4.4.1 Password Protection

Password-based protection restricts client access to agent applications. All HTTP-based communication provides login- and password- based authentication, as does the SNMP protocol adaptor.

Password protection can be used to associate managers with a set of privileges that determine access right to agents. The user is free to implement whatever access policy is needed on top of the password authentication mechanism. The SNMP protocols also provide password protection to agent applications. See 2.7.5 SNMPv1 and SNMPv2 Security and 2.7.6 SNMPv3 Security.

4.4.1.1 HTTP Connectors

Both HTTP and HTTPS connectors provide login and password-based authentication. The server component contains the list of allowed login identifiers and their passwords. Management applications must specify the login and password information in the address object when establishing a connection.

If the list of recognized clients is empty, the default behavior is to perform no authentication and grant access to all clients.

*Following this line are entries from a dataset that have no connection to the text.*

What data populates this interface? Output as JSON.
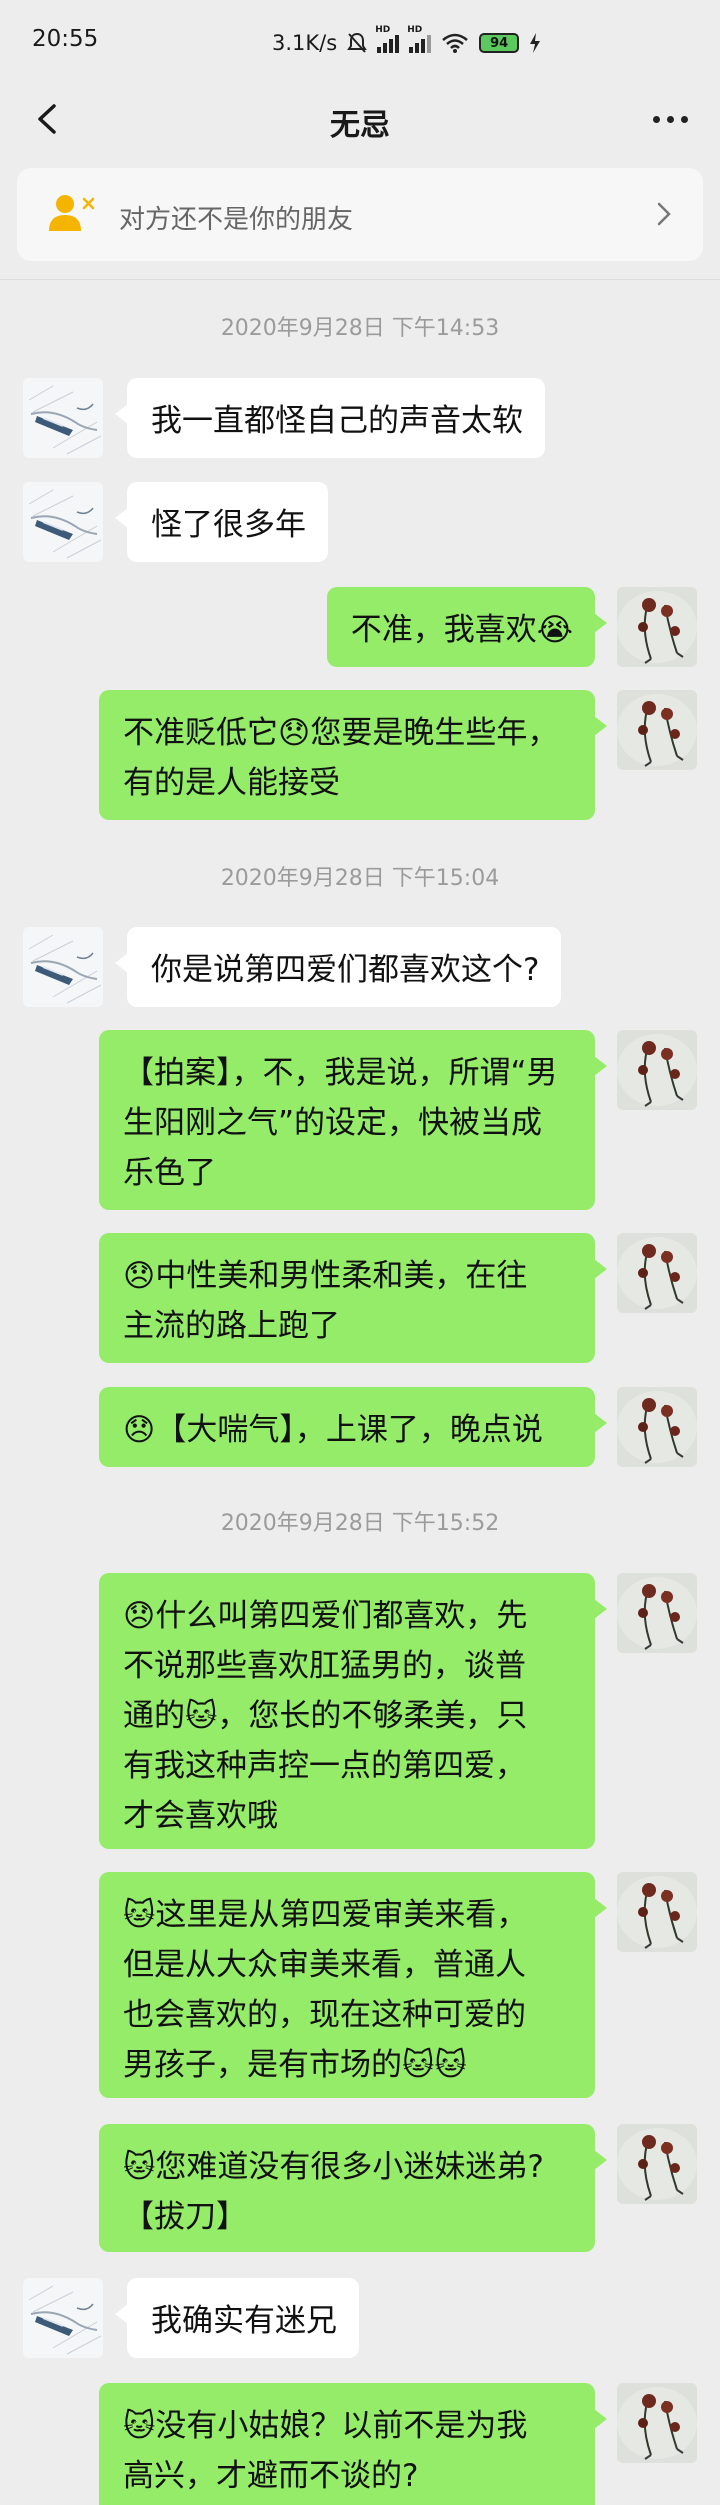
{
  "status_bar": {
    "time": "20:55",
    "network_speed": "3.1K/s",
    "signal_label_1": "HD",
    "signal_label_2": "HD",
    "battery": "94"
  },
  "header": {
    "title": "无忌",
    "back_icon": "chevron-left-icon",
    "more_icon": "more-dots-icon"
  },
  "banner": {
    "text": "对方还不是你的朋友",
    "icon": "add-friend-icon"
  },
  "colors": {
    "background": "#ededed",
    "sent_bubble": "#95ec69",
    "received_bubble": "#ffffff",
    "banner_icon": "#f4b400"
  },
  "messages": {
    "ts1": "2020年9月28日 下午14:53",
    "m1": "我一直都怪自己的声音太软",
    "m2": "怪了很多年",
    "m3": "不准，我喜欢😭",
    "m4": "不准贬低它😞您要是晚生些年，\n有的是人能接受",
    "ts2": "2020年9月28日 下午15:04",
    "m5": "你是说第四爱们都喜欢这个?",
    "m6": "【拍案】，不，我是说，所谓“男\n生阳刚之气”的设定，快被当成\n乐色了",
    "m7": "😞中性美和男性柔和美，在往\n主流的路上跑了",
    "m8": "😞【大喘气】，上课了，晚点说",
    "ts3": "2020年9月28日 下午15:52",
    "m9": "😞什么叫第四爱们都喜欢，先\n不说那些喜欢肛猛男的，谈普\n通的🐱，您长的不够柔美，只\n有我这种声控一点的第四爱，\n才会喜欢哦",
    "m10": "🐱这里是从第四爱审美来看，\n但是从大众审美来看，普通人\n也会喜欢的，现在这种可爱的\n男孩子，是有市场的🐱🐱",
    "m11": "🐱您难道没有很多小迷妹迷弟?\n【拔刀】",
    "m12": "我确实有迷兄",
    "m13": "🐱没有小姑娘？以前不是为我\n高兴，才避而不谈的?"
  }
}
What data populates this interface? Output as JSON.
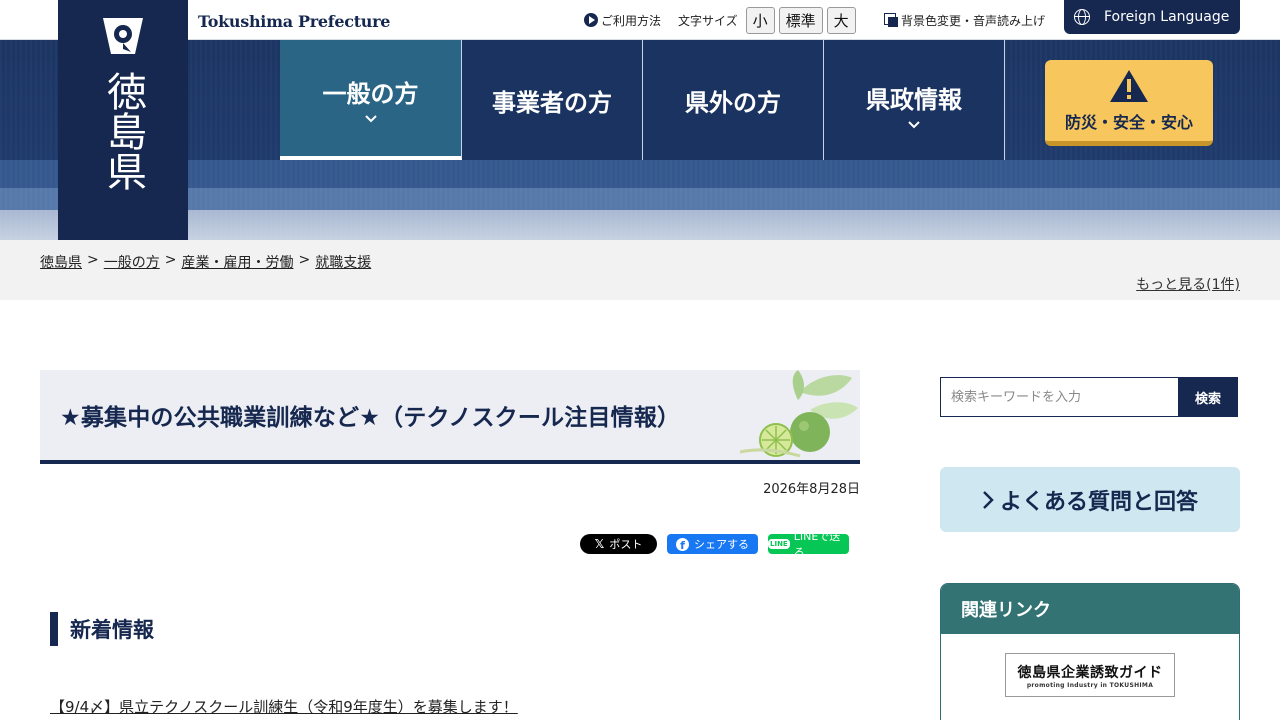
{
  "header": {
    "brand_en": "Tokushima Prefecture",
    "logo_kanji": "徳島県",
    "guide_link": "ご利用方法",
    "font_size_label": "文字サイズ",
    "font_sizes": [
      "小",
      "標準",
      "大"
    ],
    "bg_change": "背景色変更・音声読み上げ",
    "foreign_language": "Foreign Language",
    "nav": [
      {
        "label": "一般の方",
        "has_menu": true,
        "active": true
      },
      {
        "label": "事業者の方",
        "has_menu": false
      },
      {
        "label": "県外の方",
        "has_menu": false
      },
      {
        "label": "県政情報",
        "has_menu": true
      }
    ],
    "disaster_label": "防災・安全・安心"
  },
  "breadcrumb": {
    "items": [
      "徳島県",
      "一般の方",
      "産業・雇用・労働",
      "就職支援"
    ],
    "separator": ">",
    "more": "もっと見る(1件)"
  },
  "main": {
    "title": "★募集中の公共職業訓練など★（テクノスクール注目情報）",
    "date": "2026年8月28日",
    "sns": {
      "x": "ポスト",
      "facebook": "シェアする",
      "line": "LINEで送る"
    },
    "section_heading": "新着情報",
    "news_items": [
      "【9/4〆】県立テクノスクール訓練生（令和9年度生）を募集します！"
    ]
  },
  "sidebar": {
    "search_placeholder": "検索キーワードを入力",
    "search_button": "検索",
    "faq": "よくある質問と回答",
    "related_heading": "関連リンク",
    "banner_title": "徳島県企業誘致ガイド",
    "banner_sub": "promoting Industry in TOKUSHIMA"
  },
  "colors": {
    "navy": "#16284f",
    "nav_active": "#2b6586",
    "disaster": "#f7c75d",
    "faq_bg": "#cfe7f1",
    "related_head": "#347373"
  }
}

4.4.1.2 HTML Protocol Adaptor

Because the HTML protocol adaptor relies on HTTP messaging, it also implements password protection. The agent application specifies the list of allowed login identifiers and their passwords when creating the HTML adaptor. When password protection is enabled in HTML, the web browser usually displays a dialog box for users to enter their login and passwords.

In general, the security mechanisms of a protocol adaptor depend on the security features of the underlying protocol. The ability to use security mechanisms also depends on the functionality of the management console. If your web browser does not support the password dialog, you cannot access a password-protected HTML adaptor.